One would think the world of technology wouldn’t have the kind of darkness we would see in say, the entertainment business, or in many regular walks of life.
After all, if you understand technology, you can change the world, and write your own check as well. But as we all know all too well, depression hits people everywhere, and it was one factor that caused Aaron Swartz to end his life at the end of 26.
Swartz dropped out of Stanford, and he created a company that eventually merged with Reddit. Then Swartz, like a lot of young tech mavens, got in trouble with the feds. Swartz’s offense was illegally getting into JSTOR, which was an MIT scientific / literary service that was available only by subscription.
For downloading 4.8 million articles, which was practically the whole JSTOR library, Swartz was brought up on charges of wire and computer fraud. According to the Times, Swartz was facing 35 years in prison and a million dollars in fines. (Other reports put his potential sentence at over fifty years and $4 million in fines).
Swartz fought hard to make a lot of material public like this, and as one professor told the Times, "Aaron built surprising new things that changed the flow of information around the world."

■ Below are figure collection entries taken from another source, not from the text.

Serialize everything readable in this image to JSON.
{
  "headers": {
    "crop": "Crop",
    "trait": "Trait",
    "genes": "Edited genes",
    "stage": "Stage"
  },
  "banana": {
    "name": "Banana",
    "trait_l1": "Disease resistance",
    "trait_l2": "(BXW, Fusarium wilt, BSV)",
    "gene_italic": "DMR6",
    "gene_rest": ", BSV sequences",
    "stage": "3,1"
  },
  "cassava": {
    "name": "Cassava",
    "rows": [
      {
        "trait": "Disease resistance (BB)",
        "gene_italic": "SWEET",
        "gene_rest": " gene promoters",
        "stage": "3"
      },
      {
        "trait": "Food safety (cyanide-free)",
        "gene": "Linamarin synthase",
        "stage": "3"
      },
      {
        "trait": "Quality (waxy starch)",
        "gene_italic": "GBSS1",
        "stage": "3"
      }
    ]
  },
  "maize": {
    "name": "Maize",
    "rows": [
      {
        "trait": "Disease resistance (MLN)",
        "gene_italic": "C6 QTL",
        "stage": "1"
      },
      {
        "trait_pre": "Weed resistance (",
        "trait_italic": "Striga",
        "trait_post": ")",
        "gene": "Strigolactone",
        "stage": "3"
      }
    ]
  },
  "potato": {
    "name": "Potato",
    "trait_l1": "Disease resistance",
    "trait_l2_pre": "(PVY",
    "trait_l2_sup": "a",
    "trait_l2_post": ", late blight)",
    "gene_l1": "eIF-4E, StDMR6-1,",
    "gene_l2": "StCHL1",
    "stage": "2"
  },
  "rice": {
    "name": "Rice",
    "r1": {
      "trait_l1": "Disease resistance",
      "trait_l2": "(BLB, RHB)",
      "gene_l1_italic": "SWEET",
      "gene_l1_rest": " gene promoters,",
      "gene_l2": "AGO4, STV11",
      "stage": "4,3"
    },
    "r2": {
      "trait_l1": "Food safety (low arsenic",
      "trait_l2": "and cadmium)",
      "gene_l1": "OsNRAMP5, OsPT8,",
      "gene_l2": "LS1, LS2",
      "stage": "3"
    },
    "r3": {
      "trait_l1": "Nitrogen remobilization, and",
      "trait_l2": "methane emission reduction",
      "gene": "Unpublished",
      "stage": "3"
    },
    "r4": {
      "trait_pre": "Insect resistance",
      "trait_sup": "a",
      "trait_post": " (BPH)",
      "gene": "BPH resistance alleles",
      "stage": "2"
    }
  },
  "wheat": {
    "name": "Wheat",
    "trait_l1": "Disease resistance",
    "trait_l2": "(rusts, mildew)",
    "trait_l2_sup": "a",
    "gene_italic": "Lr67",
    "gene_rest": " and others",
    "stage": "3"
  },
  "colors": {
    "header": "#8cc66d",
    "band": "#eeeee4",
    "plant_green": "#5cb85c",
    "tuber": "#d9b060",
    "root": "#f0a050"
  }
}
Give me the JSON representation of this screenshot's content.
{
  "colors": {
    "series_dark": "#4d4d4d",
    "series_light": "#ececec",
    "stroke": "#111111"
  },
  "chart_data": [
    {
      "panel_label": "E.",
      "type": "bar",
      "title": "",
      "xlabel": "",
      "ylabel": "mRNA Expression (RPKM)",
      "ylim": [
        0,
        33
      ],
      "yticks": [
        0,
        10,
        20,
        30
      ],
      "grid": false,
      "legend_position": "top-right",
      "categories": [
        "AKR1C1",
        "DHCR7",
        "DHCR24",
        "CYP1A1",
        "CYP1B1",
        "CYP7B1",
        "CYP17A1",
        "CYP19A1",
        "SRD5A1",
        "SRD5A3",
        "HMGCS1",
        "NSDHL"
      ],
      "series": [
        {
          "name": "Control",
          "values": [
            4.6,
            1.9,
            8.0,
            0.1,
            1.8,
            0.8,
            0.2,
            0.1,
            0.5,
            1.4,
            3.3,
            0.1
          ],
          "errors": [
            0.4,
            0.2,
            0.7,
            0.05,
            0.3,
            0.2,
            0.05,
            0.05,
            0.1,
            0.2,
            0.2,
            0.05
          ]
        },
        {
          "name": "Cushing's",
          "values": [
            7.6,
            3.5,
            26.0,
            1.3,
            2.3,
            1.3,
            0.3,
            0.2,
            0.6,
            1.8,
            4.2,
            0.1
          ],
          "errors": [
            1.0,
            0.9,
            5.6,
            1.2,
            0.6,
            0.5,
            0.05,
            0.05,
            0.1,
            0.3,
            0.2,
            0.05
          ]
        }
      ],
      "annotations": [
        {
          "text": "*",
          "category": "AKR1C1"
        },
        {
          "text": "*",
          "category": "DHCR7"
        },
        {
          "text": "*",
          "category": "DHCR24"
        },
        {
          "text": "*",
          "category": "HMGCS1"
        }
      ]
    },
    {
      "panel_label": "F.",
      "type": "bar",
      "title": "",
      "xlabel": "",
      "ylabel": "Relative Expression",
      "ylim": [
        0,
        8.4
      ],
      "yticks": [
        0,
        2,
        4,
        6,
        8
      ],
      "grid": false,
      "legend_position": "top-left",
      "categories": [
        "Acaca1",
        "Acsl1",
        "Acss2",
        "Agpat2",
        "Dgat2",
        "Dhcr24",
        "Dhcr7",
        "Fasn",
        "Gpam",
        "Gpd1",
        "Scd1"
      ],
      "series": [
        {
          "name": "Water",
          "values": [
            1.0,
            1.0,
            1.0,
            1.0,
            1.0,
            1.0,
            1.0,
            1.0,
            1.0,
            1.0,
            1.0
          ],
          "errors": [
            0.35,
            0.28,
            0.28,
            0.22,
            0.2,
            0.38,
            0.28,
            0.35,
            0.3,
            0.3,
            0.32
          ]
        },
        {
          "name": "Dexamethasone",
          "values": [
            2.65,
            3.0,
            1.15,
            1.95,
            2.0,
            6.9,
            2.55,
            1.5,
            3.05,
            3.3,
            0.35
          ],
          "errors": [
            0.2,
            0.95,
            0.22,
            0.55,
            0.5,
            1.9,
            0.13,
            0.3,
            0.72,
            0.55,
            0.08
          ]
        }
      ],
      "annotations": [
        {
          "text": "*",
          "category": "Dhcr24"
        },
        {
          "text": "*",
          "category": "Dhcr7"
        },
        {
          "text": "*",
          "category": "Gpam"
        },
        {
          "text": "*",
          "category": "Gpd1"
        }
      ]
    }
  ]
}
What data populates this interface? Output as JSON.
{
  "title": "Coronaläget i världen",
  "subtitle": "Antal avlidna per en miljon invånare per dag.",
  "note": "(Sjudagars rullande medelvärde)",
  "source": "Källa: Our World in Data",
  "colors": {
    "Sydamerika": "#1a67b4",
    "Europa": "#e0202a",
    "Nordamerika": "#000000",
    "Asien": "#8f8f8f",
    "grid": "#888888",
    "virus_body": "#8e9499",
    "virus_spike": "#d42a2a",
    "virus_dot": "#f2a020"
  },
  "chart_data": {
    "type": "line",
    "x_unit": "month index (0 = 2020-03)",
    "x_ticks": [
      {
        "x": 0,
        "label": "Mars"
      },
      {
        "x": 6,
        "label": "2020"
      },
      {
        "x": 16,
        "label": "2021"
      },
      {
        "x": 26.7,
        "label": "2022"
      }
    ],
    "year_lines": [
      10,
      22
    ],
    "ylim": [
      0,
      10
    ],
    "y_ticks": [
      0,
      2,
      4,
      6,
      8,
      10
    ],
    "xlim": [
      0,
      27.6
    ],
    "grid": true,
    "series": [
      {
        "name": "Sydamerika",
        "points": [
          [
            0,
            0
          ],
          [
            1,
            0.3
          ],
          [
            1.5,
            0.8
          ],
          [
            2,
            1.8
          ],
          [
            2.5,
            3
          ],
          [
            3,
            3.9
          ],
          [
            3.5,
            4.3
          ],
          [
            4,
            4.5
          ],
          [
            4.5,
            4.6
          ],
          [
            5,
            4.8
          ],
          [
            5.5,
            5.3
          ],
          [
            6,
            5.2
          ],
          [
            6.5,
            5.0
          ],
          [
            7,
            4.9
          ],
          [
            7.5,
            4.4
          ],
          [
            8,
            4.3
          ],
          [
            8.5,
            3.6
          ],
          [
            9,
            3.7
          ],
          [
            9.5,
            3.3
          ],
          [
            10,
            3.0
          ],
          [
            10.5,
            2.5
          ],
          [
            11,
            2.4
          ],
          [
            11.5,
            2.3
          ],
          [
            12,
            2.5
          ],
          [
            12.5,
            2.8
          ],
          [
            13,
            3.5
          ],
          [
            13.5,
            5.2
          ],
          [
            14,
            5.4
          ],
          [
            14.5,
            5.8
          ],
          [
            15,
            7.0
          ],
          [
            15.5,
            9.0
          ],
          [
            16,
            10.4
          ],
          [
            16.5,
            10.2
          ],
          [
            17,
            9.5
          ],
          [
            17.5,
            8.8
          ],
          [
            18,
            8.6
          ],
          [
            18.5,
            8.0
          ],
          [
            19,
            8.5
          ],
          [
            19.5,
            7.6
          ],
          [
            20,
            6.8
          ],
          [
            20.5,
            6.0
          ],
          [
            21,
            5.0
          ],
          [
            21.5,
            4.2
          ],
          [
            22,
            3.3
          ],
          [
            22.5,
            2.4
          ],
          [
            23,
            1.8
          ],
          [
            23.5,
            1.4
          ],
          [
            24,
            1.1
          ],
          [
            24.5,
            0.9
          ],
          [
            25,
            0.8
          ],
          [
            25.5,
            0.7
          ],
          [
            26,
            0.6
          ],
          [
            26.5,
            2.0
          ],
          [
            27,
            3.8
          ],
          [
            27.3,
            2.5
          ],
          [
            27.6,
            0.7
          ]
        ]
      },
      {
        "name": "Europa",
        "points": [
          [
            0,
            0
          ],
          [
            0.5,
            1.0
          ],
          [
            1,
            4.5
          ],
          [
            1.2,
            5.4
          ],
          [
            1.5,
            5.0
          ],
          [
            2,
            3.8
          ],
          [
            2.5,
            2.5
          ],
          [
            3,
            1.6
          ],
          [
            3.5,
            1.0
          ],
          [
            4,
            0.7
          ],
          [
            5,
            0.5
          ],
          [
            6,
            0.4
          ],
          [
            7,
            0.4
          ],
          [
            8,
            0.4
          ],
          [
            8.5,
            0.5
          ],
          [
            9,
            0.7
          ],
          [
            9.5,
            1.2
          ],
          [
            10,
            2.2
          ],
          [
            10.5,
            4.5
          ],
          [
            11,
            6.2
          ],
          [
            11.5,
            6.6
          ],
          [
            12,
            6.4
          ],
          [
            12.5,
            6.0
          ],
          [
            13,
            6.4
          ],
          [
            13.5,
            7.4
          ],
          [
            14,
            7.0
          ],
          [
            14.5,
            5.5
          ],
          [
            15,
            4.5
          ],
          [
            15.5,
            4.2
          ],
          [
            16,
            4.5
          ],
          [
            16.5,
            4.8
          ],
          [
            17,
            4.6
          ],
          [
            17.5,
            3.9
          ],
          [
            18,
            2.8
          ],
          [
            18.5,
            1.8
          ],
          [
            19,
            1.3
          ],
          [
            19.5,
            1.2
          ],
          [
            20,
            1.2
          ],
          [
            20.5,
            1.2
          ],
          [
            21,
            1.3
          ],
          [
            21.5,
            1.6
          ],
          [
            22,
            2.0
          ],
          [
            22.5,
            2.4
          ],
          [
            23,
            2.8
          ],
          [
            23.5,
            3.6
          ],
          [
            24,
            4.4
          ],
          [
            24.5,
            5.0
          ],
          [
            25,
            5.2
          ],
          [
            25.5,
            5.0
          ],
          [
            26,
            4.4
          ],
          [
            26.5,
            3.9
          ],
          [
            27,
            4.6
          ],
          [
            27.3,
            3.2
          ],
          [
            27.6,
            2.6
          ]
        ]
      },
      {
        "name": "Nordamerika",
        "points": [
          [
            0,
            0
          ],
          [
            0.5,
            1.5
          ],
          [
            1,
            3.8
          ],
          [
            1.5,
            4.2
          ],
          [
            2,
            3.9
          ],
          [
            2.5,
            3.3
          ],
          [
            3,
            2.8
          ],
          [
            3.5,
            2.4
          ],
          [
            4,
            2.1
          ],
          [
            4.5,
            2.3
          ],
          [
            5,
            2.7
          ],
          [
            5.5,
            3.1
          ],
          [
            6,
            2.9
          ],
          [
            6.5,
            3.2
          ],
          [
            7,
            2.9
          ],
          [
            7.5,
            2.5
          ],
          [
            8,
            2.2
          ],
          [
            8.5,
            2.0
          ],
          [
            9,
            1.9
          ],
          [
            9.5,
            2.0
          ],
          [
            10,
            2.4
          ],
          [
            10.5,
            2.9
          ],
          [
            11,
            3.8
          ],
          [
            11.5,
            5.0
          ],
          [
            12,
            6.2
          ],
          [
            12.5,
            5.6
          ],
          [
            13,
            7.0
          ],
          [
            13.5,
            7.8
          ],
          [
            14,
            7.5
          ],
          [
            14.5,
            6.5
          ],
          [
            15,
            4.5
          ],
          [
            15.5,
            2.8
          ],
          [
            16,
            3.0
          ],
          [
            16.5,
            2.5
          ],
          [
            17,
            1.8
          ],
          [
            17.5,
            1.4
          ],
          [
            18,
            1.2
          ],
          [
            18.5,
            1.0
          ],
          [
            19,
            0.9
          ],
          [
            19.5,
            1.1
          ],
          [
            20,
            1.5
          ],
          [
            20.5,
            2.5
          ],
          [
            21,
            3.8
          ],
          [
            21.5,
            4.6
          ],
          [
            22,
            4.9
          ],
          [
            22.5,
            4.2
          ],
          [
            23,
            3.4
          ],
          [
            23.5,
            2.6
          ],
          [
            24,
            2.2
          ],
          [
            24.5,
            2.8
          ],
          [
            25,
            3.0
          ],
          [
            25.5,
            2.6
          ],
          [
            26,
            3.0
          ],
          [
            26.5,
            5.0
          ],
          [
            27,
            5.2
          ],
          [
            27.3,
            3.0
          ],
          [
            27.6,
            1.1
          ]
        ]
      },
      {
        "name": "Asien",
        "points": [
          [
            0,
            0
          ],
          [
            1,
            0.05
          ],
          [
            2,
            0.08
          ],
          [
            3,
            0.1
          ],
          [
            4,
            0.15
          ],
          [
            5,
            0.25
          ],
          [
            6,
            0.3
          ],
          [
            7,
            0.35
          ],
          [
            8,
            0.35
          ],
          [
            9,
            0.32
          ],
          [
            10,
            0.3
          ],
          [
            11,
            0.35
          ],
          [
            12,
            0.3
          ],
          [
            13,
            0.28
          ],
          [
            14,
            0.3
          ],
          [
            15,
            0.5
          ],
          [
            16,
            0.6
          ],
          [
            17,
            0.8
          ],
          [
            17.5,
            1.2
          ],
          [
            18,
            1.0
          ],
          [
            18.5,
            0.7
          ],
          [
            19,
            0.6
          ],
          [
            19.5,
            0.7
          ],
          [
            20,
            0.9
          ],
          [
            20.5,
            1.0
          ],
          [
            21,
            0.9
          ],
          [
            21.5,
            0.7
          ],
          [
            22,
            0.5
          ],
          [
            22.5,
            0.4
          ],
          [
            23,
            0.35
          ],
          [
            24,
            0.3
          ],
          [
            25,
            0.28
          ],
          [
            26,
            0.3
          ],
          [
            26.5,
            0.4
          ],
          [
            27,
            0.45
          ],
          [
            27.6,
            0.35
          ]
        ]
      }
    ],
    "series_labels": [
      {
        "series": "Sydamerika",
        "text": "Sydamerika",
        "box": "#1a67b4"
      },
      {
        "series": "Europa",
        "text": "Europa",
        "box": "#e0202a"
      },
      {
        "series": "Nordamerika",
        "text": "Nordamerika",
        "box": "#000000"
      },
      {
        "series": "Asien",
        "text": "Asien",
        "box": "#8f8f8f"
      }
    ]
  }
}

Swartz was also a fragile young man who struggled with depression, and one can imagine how scared anyone would be with these kinds of legal problems hanging over their heads. According to Deadline, his trial was coming up next month, and one of his friends told the Times the federal charges “pushed him to exhaustion. It pushed him beyond.”
Reporting on the widespread reaction to Swartz’s passing, Cnet reposted messages from blogger Cory Doctorow, as well as a statement from Swartz’s family. Doctorow wrote,
"Aaron had an unbeatable combination of political insight, technical skill, and intelligence about people and issues. I think he could have revolutionized American (and worldwide) politics. His legacy may still yet do so."
The family statement said, in part, "Aaron’s insatiable curiosity, creativity, and brilliance; his reflexive empathy and capacity for selfless, boundless love; his refusal to accept injustice as inevitable – these gifts made the world, and our lives far brighter. We’re grateful for our time with him, to those who loved him and stood with him, and to all of those who continue his work for a better world….Today, we grieve for the extraordinary and irreplaceable man that we have lost."